Thursday, August 24, 2023

"Yanis Varoufakis – Time to Blow Up the Banking System"

Via Brave New Europe, April 2023:

The banking system we take for granted is unfixable. The good news is that we no longer need to rely on any private, rent-seeking, socially destabilizing network of banks, at least not the way we have so far.

Yanis Varoufakis is a former Finance Minister of Greece, Professor of Economics at the University of Athens, and author of several bestselling books including most recently “Another Now: Dispatches from an Alternative Present.” Get the book: https://amzn.to/3GlYGR2

This time the banking crisis is different. It is, in fact, worse than in 2007/8 when we could blame the banks’ sequential collapse on wholesale fraud, widespread predatory lending, sickening collusion between rating agencies and shady bankers to peddle derivatives whose value was always going to vanish – not to mention a regulatory mechanism that Wall Street-bred politicians, like Robert Rubin, had only recently dismantled.
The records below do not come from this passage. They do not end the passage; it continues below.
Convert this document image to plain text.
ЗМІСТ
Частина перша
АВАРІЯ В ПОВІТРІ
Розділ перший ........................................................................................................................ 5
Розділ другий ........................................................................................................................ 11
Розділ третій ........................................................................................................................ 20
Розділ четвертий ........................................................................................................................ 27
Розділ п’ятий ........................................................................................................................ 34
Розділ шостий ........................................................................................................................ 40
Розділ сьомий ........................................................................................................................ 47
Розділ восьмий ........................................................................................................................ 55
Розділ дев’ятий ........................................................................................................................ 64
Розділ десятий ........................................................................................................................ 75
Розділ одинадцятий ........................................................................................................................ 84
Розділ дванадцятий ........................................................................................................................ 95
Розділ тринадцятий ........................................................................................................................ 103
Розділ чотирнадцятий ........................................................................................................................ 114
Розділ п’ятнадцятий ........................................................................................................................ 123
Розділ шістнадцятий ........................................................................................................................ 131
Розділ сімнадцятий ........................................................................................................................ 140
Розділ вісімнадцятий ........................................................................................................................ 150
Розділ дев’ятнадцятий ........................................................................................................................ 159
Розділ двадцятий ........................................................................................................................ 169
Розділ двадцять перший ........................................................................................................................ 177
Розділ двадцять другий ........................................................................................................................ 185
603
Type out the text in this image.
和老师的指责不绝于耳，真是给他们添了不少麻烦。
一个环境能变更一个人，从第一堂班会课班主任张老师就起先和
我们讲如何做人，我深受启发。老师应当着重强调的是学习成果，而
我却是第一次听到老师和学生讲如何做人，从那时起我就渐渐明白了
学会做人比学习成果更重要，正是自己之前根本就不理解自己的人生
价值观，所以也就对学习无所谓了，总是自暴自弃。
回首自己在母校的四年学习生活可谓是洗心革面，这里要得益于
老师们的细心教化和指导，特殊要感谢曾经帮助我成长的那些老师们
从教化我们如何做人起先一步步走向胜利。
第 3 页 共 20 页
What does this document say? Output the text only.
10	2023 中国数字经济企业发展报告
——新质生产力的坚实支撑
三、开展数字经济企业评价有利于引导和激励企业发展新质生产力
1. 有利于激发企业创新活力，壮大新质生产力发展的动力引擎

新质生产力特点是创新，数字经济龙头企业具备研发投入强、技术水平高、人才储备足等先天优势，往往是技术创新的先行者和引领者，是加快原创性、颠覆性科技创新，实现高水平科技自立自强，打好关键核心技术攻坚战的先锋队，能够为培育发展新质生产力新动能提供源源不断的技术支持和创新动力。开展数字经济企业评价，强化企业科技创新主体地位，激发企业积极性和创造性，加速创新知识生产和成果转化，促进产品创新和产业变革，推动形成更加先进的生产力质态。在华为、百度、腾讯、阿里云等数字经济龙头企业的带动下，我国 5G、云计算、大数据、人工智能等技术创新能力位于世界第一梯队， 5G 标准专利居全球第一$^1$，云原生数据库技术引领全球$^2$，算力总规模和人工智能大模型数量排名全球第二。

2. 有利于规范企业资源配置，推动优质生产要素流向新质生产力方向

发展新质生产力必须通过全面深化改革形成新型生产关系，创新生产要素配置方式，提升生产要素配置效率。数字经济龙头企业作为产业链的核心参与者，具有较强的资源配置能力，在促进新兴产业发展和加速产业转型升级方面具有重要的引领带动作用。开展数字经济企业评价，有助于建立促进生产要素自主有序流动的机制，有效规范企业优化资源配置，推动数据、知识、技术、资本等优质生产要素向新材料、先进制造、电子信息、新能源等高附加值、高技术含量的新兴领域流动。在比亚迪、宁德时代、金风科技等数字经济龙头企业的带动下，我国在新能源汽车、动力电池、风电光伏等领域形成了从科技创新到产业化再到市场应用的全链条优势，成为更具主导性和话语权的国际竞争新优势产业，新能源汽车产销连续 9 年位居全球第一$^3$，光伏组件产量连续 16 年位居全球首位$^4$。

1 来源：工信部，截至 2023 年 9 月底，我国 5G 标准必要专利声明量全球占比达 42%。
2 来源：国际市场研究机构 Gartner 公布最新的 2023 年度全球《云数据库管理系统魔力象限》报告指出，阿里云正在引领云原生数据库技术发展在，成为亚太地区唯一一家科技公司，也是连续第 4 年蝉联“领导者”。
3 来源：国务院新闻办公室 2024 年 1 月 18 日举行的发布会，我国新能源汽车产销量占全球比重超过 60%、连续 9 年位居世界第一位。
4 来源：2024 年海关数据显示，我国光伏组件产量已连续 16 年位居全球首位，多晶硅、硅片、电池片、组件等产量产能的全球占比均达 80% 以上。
Today’s bank failures cannot be blamed on any of this. Yes, the Silicon Valley Bank had been foolish enough to combine a strategy of taking on severe interest rate risk while serving mostly uninsured depositors. Yes, Credit Suisse had a sordid history with criminals, fraudsters and corrupt politicians. However, unlike in 2008, no whistleblowers were silenced, banks complied (more or less) with the post-2008 beefed-up regulations, and their assets were relatively solid. Moreover, again unlike 2008, none of the regulators in the United States and Europe could credibly claim to have been blind-sighted.

In fact, regulators and central banks knew everything. They enjoyed full access to the banks’ business models. They could see vividly that these business models would not survive the combination of significant long-term interest rate rises and a sudden depositor flight. And yet, they did nothing. Why? One explanation is that they failed to foresee herd-like panic-stricken flight by large, and thus uninsured, depositors? Perhaps. However, the real reason central banks did nothing when confronted by the fragile business models of the banks under their purview is even more disturbing: It was the central banks’ response to the 2008 financial crash that had given birth to the banks’ fragile business models. And they knew it!...

....MUCH MORE

He does have a point in that last bit, the regulators had to know what was happening.